Press Advisory—UC Law SF Response to San Francisco’s Tenderloin Neighborhood Safety Assessment and Plan for COVID-19: “Entirely Inadequate”

(San Francisco) May 8, 2020

On May 4, 2020, UC Law SF and five co-plaintiffs filed suit against the City and County of San Francisco in federal court, demanding that the City clear sidewalks in the Tenderloin and provide safe, sanitary sheltering alternatives for people now camping there. Since the onset of the COVID-19 pandemic, sidewalks have become overwhelmed by tent encampments, while open-air drug dealing is more brazen than ever and neighborhood residents are afraid to leave their homes.

On the same day the suit was filed, over seven weeks after the establishment of a local health emergency, the City released a preliminary plan for addressing conditions in the Tenderloin. The plan would institutionalize and encourage sidewalk encampments and facilitate the already rampant open-air drug dealing.

The plan seeks to provide services and resources to existing encampments on sidewalks in the Tenderloin rather than find locations for unhoused individuals away from residences and businesses. Provisions such as eliminating vehicular traffic on multiple streets to create room for pedestrians and cyclists suggest the plan intends to continue allowing sidewalks to be used as makeshift camps rather than to clear them for use by all residents, businesses, and visitors. Such measures would worsen public nuisances and continue to violate the rights of people whose disabilities make it especially unsafe or impossible for them to move through the neighborhood.

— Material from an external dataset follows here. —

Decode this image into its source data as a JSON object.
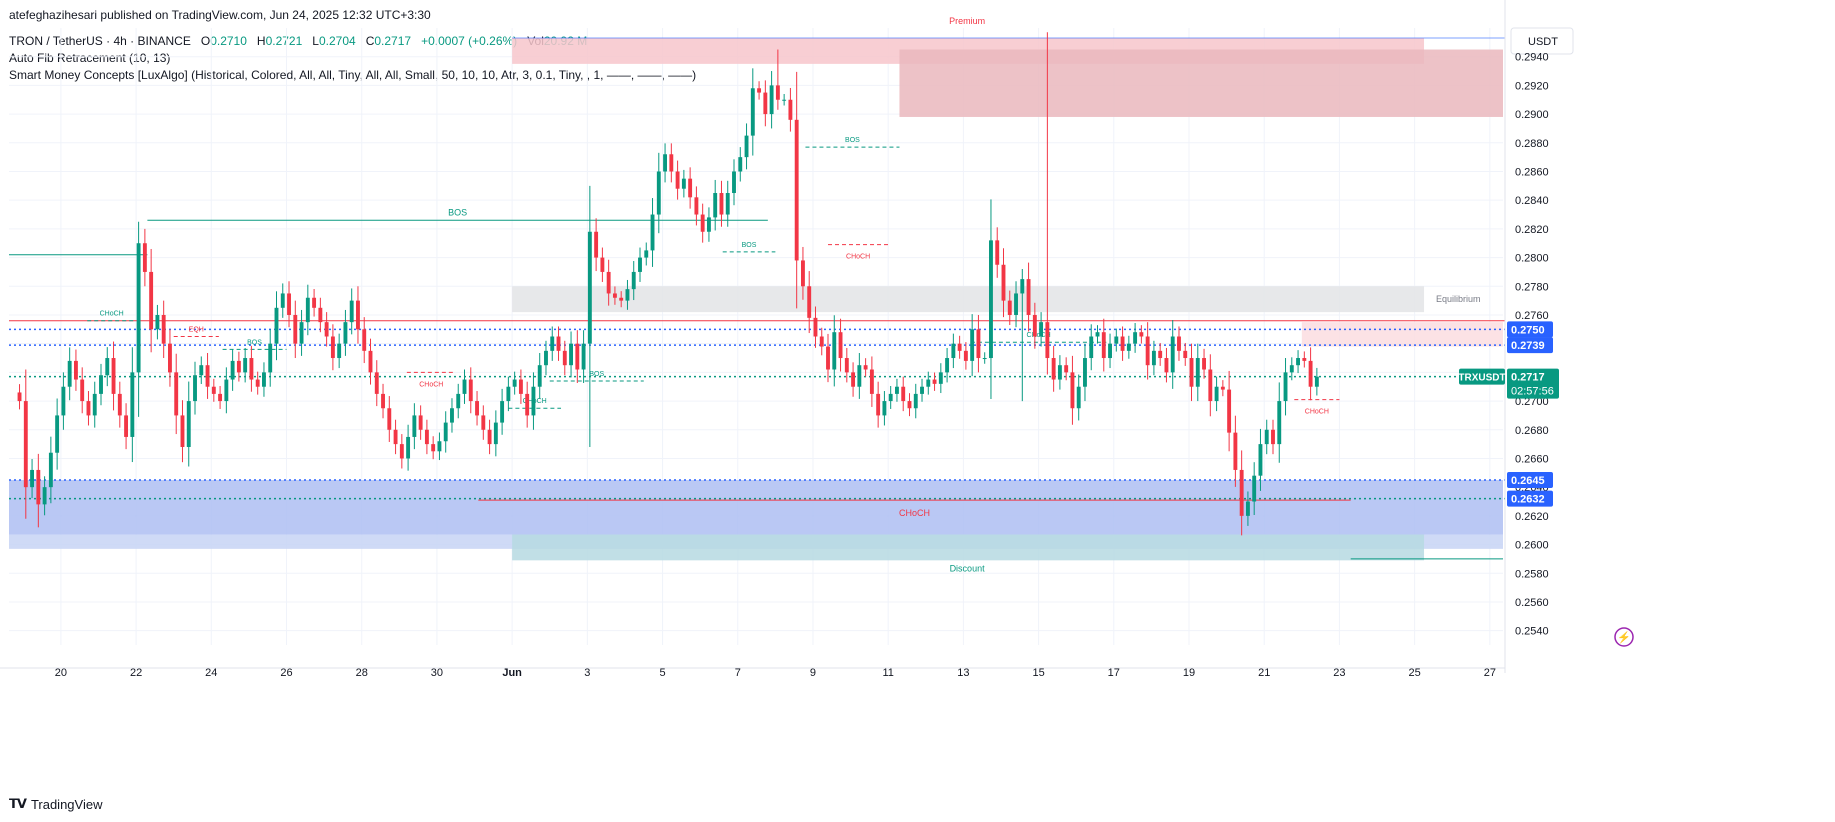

The solutions the plan recommends would never be suggested for San Francisco’s more affluent districts. The time has come to stop treating the Tenderloin as a containment zone. The City treats the men, women and children who live, work and go to school in the Tenderloin as second-class citizens in violation of the laws and Constitutions of the United States and California.

“I’ve read the plan in detail, and it’s entirely inadequate,” said UC Law SF Chancellor and Dean David Faigman. “The plan is just more talk.  We need action, not talk. We need the tents and the drug dealers removed and the unhoused moved to safe and temporary housing, such as large tents or other shelter, until a permanent solution is accomplished.”

Rhiannon Bailard, Executive Director of Operations for UC Law SF, said the “proposed plan appears to support the status quo, rather than serving as a detailed blueprint for protecting the housed and unhoused during the immediate health crisis or for the long-term sustainability of the Tenderloin neighborhood. Additionally, the City’s plan provides no schedule or dates certain by which to measure its success. Indeed, there is no mention whatsoever of how success should, or will, be measured.”

“We’ve always had a very good relationship with the City, and we did not name the Mayor in this suit,” Faigman said. “I don’t think it’s just the Mayor’s issue. It’s the City and County’s issue to resolve. The Mayor is the leader, and she’s been proactive. She was one of the first to declare an emergency over COVID-19, and she’s done very well in many respects.”

“What we are disappointed about is there appears to be no real political solution to what’s happening in the Tenderloin. We believe there needs to be a nonpolitical solution. We need the federal courts to help us find one.”